Além disso, o estudo identifica vieses recorrentes que impactam mulheres e mães, como a suposição de menor disponibilidade, a desvalorização profissional, a ideia de que a qualquer momento podem engravidar e a percepção de que nunca estão prontas para liderar.
Cultura organizacional sustenta desigualdade
O impacto da maternidade se insere em um contexto mais amplo. Para as entrevistadas, os principais fatores que dificultam a ascensão feminina para cargos de liderança ou alta gestão são a cultura organizacional (66,1%), vieses inconscientes (61,8%), redes de influência (40,7%) e a maternidade (30,8%).
O estudo indica que a barreira não está na capacidade técnica, mas na maneira como a liderança é definida, ainda associada a padrões masculinos e históricos.
Essa percepção é reforçada por outro dado: 86,1% das mulheres concordam que existe um modelo ideal de liderança baseado em comportamentos masculinos.
Falta de igualdade é percebida pela maioria
Nesse cenário, a desigualdade de oportunidades se torna regra. Para 79,7% das mulheres, não há, ou há apenas parcialmente, igualdade de acesso a cargos de liderança nas empresas.
A percepção é ainda mais intensa quando analisada sob recortes sociais. Mulheres negras, por exemplo, são as que mais relatam falta de igualdade: 72,2% afirmam não enxergar equidade no acesso à alta liderança.
Entre mulheres LGBTQIAPN+ e mulheres com deficiência, a percepção de barreiras também é maior do que entre seus pares (52% x 44% e 50% x 44,1%, respectivamente).
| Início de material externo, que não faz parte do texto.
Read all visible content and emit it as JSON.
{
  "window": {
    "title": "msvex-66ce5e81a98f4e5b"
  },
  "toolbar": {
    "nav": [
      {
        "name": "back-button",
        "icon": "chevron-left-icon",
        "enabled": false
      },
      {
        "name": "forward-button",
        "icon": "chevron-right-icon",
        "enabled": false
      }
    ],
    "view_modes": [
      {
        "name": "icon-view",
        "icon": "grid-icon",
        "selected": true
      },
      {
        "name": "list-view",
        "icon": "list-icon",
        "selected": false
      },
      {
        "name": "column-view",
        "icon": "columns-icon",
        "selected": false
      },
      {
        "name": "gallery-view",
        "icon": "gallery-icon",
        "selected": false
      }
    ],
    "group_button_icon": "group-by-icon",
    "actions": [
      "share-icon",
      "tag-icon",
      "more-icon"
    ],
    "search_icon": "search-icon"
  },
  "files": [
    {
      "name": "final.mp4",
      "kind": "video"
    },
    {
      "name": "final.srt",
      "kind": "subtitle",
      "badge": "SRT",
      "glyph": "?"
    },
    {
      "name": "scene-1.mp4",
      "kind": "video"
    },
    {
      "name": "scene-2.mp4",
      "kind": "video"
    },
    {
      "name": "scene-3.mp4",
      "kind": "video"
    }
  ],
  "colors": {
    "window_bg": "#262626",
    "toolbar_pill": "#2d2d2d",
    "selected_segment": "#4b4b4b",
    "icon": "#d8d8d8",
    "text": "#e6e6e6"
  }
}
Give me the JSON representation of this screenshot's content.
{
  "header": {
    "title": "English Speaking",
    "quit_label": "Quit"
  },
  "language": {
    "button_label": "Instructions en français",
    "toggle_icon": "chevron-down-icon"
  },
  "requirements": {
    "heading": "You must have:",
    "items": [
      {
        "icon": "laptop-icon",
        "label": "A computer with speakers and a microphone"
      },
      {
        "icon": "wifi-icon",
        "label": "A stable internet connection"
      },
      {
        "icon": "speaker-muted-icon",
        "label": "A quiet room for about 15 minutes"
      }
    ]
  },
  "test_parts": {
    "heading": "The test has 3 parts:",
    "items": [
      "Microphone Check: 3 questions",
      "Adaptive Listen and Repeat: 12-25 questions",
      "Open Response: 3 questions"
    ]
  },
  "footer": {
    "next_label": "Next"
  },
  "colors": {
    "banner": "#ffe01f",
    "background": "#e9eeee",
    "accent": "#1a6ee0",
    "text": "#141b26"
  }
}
Assédio e exclusão reforçam problema
A trajetória profissional feminina também é marcada por experiências de violência e exclusão. O estudo revela que 79% das mulheres já vivenciaram ou testemunharam situações de assédio moral, sexual ou ambos no ambiente corporativo.
Nos cargos de entrada, como analistas e auxiliares, esse número chega a 89,7%, o que o estudo traz como um “pedágio cruel”, um filtro de exaustão que afasta mulheres ao longo da carreira. Esse número cai lentamente até chegar aos 76,7% entre C-levels.
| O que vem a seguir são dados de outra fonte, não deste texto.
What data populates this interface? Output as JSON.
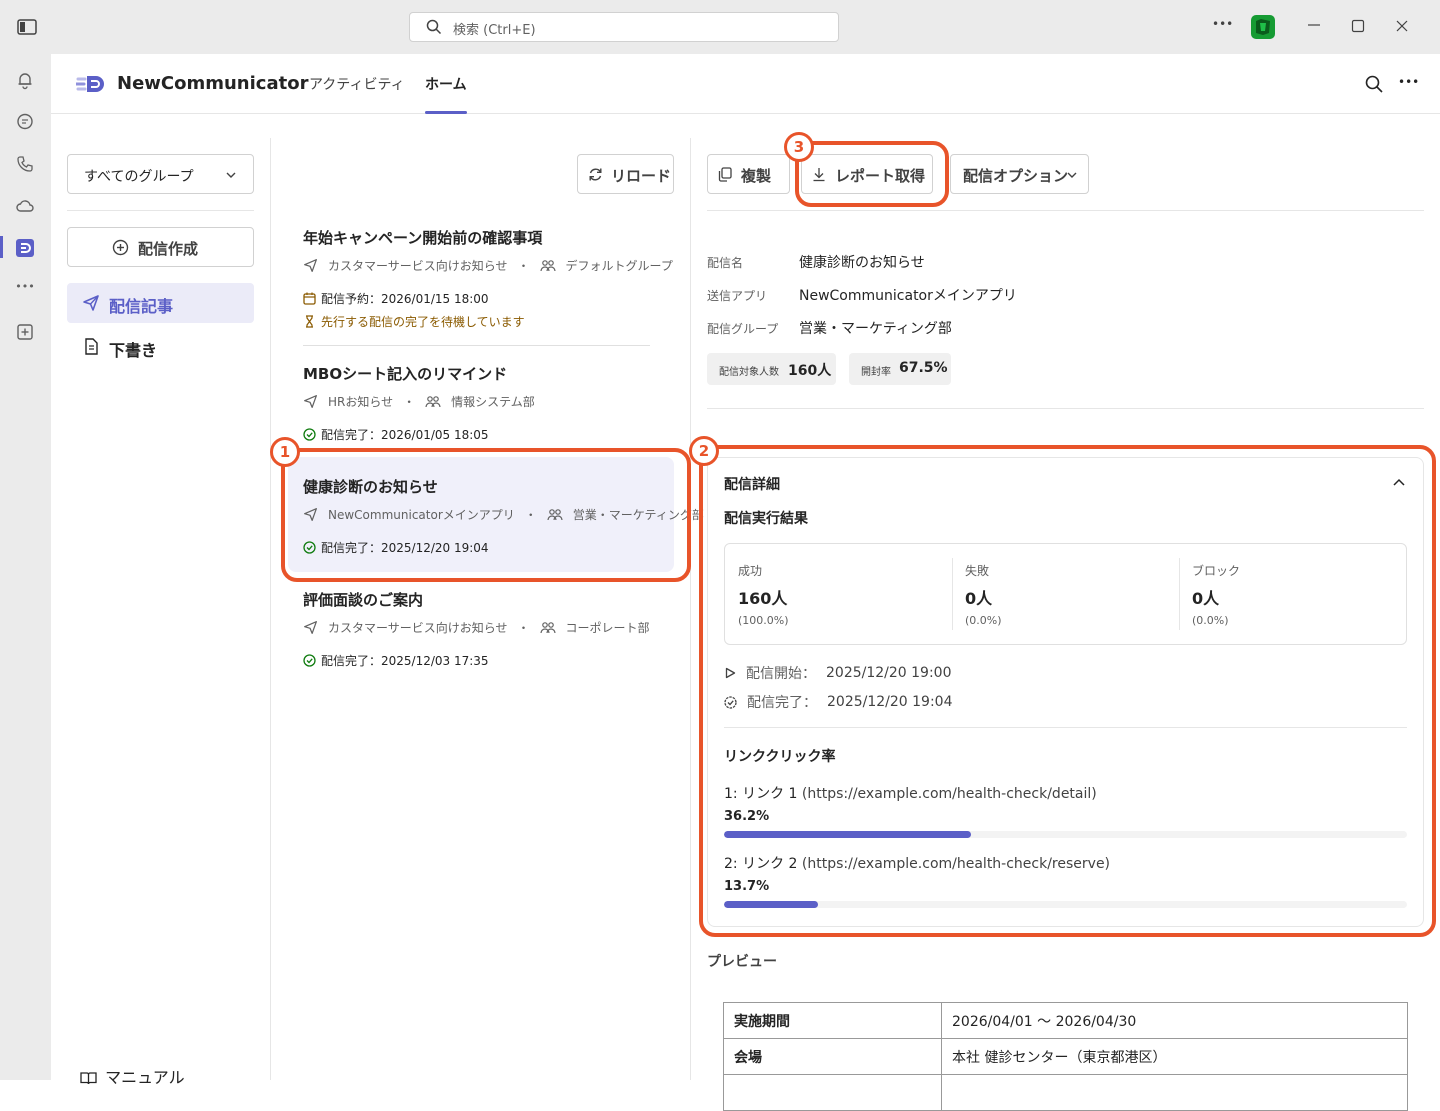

Além disso, mães enfrentam um tipo específico de exclusão: questionamentos sobre sua dedicação após a licença, perda de projetos estratégicos e afastamento de redes de influência, espaços onde decisões relevantes são tomadas.
“Teto de vidro” na média gestão
A desigualdade se intensifica nos níveis intermediários da carreira. Coordenadoras e especialistas são as que mais percebem falta de oportunidades para avançar, mesmo já qualificadas.
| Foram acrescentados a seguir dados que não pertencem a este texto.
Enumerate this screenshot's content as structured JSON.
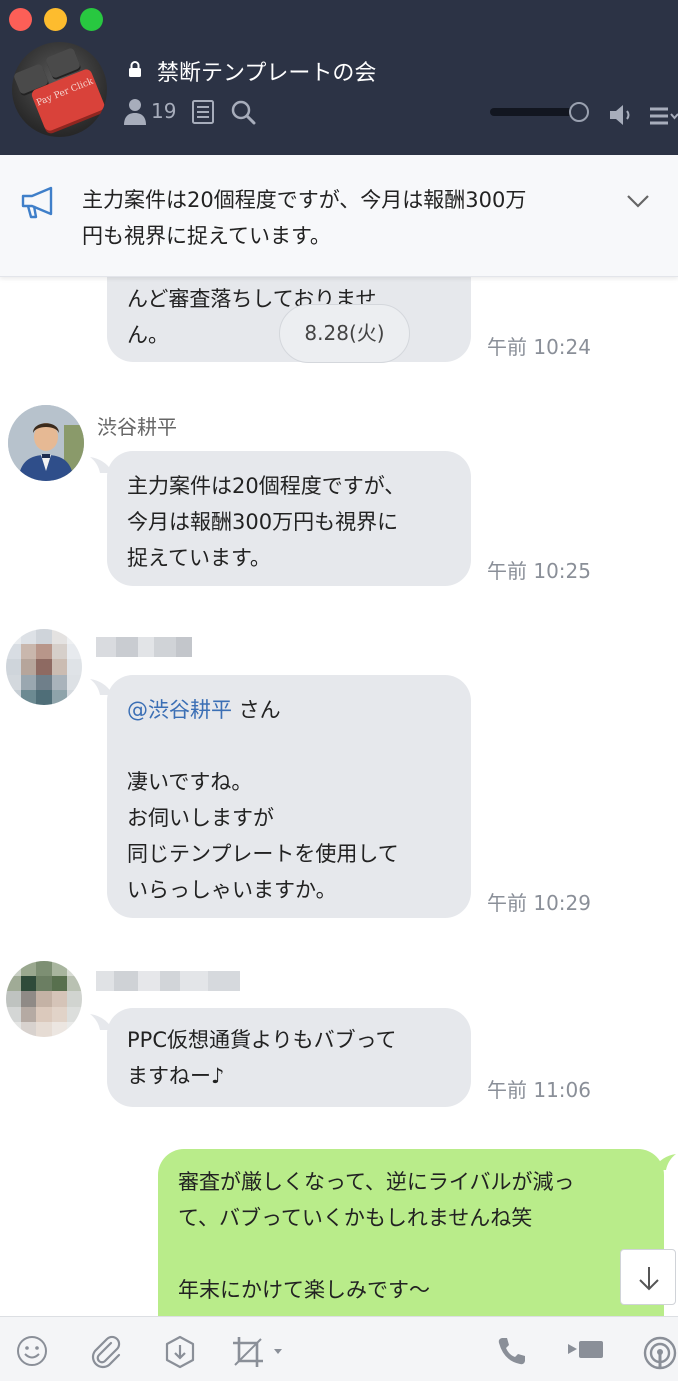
{
  "header": {
    "title": "禁断テンプレートの会",
    "member_count": "19",
    "avatar_key_text": "Pay Per Click"
  },
  "announcement": {
    "text_line1": "主力案件は20個程度ですが、今月は報酬300万",
    "text_line2": "円も視界に捉えています。"
  },
  "chat": {
    "date_separator": "8.28(火)",
    "messages": [
      {
        "sender": "",
        "lines": [
          "んど審査落ちしておりませ",
          "ん。"
        ],
        "time": "午前 10:24"
      },
      {
        "sender": "渋谷耕平",
        "lines": [
          "主力案件は20個程度ですが、",
          "今月は報酬300万円も視界に",
          "捉えています。"
        ],
        "time": "午前 10:25"
      },
      {
        "sender": "",
        "mention": "@渋谷耕平",
        "mention_suffix": " さん",
        "lines": [
          "凄いですね。",
          "お伺いしますが",
          "同じテンプレートを使用して",
          "いらっしゃいますか。"
        ],
        "time": "午前 10:29"
      },
      {
        "sender": "",
        "lines": [
          "PPC仮想通貨よりもバブって",
          "ますねー♪"
        ],
        "time": "午前 11:06"
      },
      {
        "sender": "me",
        "lines": [
          "審査が厳しくなって、逆にライバルが減っ",
          "て、バブっていくかもしれませんね笑",
          "",
          "年末にかけて楽しみです～"
        ]
      }
    ]
  },
  "colors": {
    "header_bg": "#2c3345",
    "incoming_bubble": "#e6e8ec",
    "outgoing_bubble": "#b9ec8a",
    "mention": "#3b6fb5",
    "icon_blue": "#3f7fc9"
  }
}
O fenômeno evidencia o “teto de vidro”, barreiras invisíveis que dificultam a chegada ao topo. Já mulheres em cargos mais altos relatam menor percepção de desigualdade, embora reconheçam que o caminho é mais lento e exige mais comprovação de competência.
Mentoria e DE&I ainda têm alcance limitado
Embora 53% das mulheres relatem já ter tido acesso a mentorias ou apoio relevante para o crescimento profissional, esse suporte ainda não é suficiente para equalizar oportunidades.
No campo institucional, 47,6% afirmam que iniciativas de diversidade, equidade e inclusão são ações isoladas nas empresas, sem impacto consistente na cultura organizacional.
Além disso, há uma discrepância hierárquica de acesso a mentorias: na alta gestão (diretoras, C-levels e conselheiras) o número sobe para 59,6%, enquanto cai gradualmente na média gestão (50,9%) e em cargos de entrada (38,4%).
Segundo o estudo, a conclusão permite a ideia de que mesmo programas estruturados não garantem, por si só, a percepção de igualdade.
Redefinir liderança é o desafio central
A pesquisa conclui que ampliar a presença feminina na liderança exige uma transformação estrutural, baseada em revisar os critérios que definem o que é liderar.
Hoje, enquanto o mercado demanda habilidades como empatia, colaboração e escuta, o modelo dominante ainda privilegia comportamentos tradicionais, como controle, assertividade rígida e centralização de poder.
O estudo inédito tem o objetivo de retratar a experiência de mulheres na liderança no Brasil e mostrar como fatores culturais, vieses inconscientes e modelos históricos de poder continuam moldando e limitando o acesso das profissionais aos cargos mais altos.
O levantamento foi realizado com 595 mulheres de todas as regiões do Brasil e de diferentes setores, portes de empresa e níveis hierárquicos.